Uma operação editorial em que este envolvido Paradela de Abreu, a equipa que trabalhou com o general para se chegar à versão final do ensaio, homens de marketing e comunicação, como Carlos Eurico da Costa, um ardiloso jogo de cintura político cuja figura pivot foi o general Costa Gomes, incluiu o jornalista António Valdemar que colaborou com o editor da Arcádia. O trabalho de Céu e Silva inclui um punhado de testemunhos de diferentes intervenientes, caso de António Valdemar, que refere, por exemplo, que a partir de novembro de 1973 teve em casa de Spínola uma série de reuniões quando fazia a revisão das provas tipográficas do livro.

Havia igualmente que proteger a obra até vir a público, evitar que chegasse ao conhecimento da PIDE/DGS, contar com a descrição da tipografia, organizar o lançamento em tempo relâmpago, junto de livrarias influentes, procurar o apoio de jornais, capitalizar a aura de prestígio que gozava de Spínola. E o espantoso disto tudo é que a matéria explosiva do livro era já um anacronismo, o que nos obriga a refletir sobre a atmosfera da época em que o livro foi um rastilho, meses antes realizara-se no Porto o 1º Congresso dos Combatentes do Ultramar e em finais de março de 1974 Marcello Caetano fora aplaudido por dezenas de milhares de portugueses no Estádio José de Alvalade, onde o Sporting defrontava o Benfica.

Há igualmente que entender o quadro circunstancial em que Spínola decidiu escrever um livro onde sabia de antemão que ao dizer que não havia solução militar para a guerra colonial levantaria uma discussão pública que minaria o já combalido Estado Novo. Spínola leu um livro de Franco Nogueira intitulado As Crises e Os Homens, aqui eram cinzelados os argumentos de um Portugal de Minho a Timor, sem a menor contestação, indignou-se com tal prosa e anunciou que ia responder, começou aí o trabalho de ajuntamento de apontamentos que envolveu o círculo privado de Spínola, caso de José Blanco e Nunes Barata, mais tarde o major Pereira da Costa.

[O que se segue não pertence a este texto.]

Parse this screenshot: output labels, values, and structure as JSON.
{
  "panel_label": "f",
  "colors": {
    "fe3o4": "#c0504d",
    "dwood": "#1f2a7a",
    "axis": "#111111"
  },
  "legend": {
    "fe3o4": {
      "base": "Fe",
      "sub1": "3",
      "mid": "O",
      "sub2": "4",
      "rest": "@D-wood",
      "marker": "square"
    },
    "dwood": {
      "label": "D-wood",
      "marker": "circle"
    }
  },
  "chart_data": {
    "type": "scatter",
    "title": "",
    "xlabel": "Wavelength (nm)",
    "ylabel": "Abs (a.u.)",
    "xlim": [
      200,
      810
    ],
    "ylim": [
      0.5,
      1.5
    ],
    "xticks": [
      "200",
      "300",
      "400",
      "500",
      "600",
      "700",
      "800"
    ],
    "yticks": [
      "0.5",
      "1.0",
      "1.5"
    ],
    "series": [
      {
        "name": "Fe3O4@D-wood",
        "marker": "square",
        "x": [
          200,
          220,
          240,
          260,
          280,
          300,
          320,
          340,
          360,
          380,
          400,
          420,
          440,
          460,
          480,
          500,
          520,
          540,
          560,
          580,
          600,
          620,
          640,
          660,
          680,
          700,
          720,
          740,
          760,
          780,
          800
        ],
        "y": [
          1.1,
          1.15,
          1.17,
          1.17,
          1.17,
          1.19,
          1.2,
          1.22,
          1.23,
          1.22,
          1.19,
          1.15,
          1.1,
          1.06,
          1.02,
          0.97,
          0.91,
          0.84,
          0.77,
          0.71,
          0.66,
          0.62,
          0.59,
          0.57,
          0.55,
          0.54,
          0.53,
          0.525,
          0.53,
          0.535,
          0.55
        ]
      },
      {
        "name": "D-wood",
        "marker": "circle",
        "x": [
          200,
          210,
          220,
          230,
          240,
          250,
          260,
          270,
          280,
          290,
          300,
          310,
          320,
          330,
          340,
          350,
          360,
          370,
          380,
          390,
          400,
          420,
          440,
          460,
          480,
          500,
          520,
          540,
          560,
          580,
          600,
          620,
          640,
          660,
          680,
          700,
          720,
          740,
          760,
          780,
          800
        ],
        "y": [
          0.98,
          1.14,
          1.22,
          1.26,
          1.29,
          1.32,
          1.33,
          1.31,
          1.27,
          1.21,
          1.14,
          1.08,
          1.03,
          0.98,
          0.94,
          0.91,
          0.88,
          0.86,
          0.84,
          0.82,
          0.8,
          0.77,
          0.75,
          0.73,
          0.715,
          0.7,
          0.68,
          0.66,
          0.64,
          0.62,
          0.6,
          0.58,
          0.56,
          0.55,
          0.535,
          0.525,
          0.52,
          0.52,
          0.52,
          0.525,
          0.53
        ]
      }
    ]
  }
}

Céu e Silva dá conta das peripécias da negociação para que a Arcádia ganhasse o contrato, inclusive Natália Correia chegou a ir a Bissau numa operação de charme e simpatia. Determinado o dia de lançamento do livro, desencadeia-se o rebuliço político, Marcello Caetano recebe o livro a 18, leu-o na noite de 20, convoca para a manhã de 22 Spínola e Costa Gomes, diz-lhes abertamente que devem falar com o Presidente da República, não lhes esconde que o caminho da revolução está aberto. Thomaz também recebera das mãos de Spínola o seu exemplar na véspera do lançamento. O ministro da Defesa, Silva Cunha, não lera o livro, mas autorizara a publicação com base no parecer de Costa Gomes. O livro vende-se instantaneamente aos milhares, a PIDE não intervém, os responsáveis do regime consideraram que deviam manter o livro à venda, era o mal menor.

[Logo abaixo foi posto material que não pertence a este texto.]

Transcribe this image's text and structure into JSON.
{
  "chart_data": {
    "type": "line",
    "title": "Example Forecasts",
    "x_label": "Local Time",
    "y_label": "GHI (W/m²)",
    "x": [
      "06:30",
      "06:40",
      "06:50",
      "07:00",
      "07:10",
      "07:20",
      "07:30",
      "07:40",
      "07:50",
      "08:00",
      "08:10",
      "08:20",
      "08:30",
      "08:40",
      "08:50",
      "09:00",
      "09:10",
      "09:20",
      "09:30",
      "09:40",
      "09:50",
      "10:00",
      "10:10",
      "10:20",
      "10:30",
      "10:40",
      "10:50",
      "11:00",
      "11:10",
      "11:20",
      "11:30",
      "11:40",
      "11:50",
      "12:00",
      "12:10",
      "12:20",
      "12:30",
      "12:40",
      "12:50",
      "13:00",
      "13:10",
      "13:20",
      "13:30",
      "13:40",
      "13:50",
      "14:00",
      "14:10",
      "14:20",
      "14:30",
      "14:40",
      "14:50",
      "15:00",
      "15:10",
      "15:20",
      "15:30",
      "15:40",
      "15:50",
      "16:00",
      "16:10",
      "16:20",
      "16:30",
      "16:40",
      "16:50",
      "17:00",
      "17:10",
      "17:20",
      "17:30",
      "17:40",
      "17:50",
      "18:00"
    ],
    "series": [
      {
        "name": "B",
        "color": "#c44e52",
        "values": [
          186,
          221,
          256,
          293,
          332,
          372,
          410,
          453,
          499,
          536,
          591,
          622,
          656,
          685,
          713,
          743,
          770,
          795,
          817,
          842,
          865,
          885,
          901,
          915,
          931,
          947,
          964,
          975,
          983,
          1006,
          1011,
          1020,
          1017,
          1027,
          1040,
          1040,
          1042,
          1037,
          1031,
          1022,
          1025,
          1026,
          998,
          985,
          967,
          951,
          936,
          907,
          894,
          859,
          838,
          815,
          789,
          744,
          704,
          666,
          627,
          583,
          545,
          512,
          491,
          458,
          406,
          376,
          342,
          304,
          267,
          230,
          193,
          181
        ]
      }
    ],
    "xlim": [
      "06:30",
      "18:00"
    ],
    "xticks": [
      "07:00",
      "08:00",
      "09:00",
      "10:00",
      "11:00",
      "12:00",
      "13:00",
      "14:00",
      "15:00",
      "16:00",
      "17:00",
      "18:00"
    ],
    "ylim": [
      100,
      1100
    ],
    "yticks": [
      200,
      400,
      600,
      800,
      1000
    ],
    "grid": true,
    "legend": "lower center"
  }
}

Spínola irá sobrelevar-se a partir do momento em que Caetano insiste em lhe transferir o poder, Costa Gomes era o nome preferido dos capitães, toma a decisão de optar pelo cargo de chefe de Estado-Maior General das Forças Armadas. Céu e Silva vai ouvir protagonistas do 25 de Abril, caso de Vasco Lourenço, não hesita em menorizar o papel do livro Portugal e o Futuro: “O livro tem importância em vários aspetos, mas menor do que a que muitas vezes lhe querem dar, como se o livro estivesse na origem do 25 de Abril e da democratização.”

O livro-reportagem irá inquirir o papel desempenhado pela PIDE/DGS, a construção da representação cénica de Spínola, a constituição do seu círculo privado na Guiné e depois do 25 de Abril, indo um pouco atrás passar-se-á em revista aqueles meses quentes vividos por Marcello Caetano ainda em S. Bento, depois o holofote foca-se em Otelo Saraiva de Carvalho, como este estratega aprendeu a lição do falhado levantamento de 16 de março. Mais adiante, um dos biógrafos de Spínola, Luís Nuno Rodrigues, não hesita em dizer que o livro abriu caminho para o 25 de Abril. “Ao contrário do que na altura se julgou na imprensa nacional e internacional, o 25 de Abril não foi o golpe de Spínola, mas do MFA. Tanto que, quando Marcello Caetano chama o general para se render, Spínola tem o cuidado de telefonar para o Posto de Comano do MFA e perguntar a Otelo se autoriza a receber o poder das mãos de Caetano. O 25 de Abril não é arquitetado por Spínola nem pelos spinolistas, que já tinham tentado um golpe a 16 de março. Agora, sem dúvida, a publicação do livro é uma pedrada no charco, e sem o Portugal e o Futuro provavelmente o 25 de Abril não teria acontecido tão depressa.” O historiador não esconde que Spínola acreditava na viabilidade do modelo federalista.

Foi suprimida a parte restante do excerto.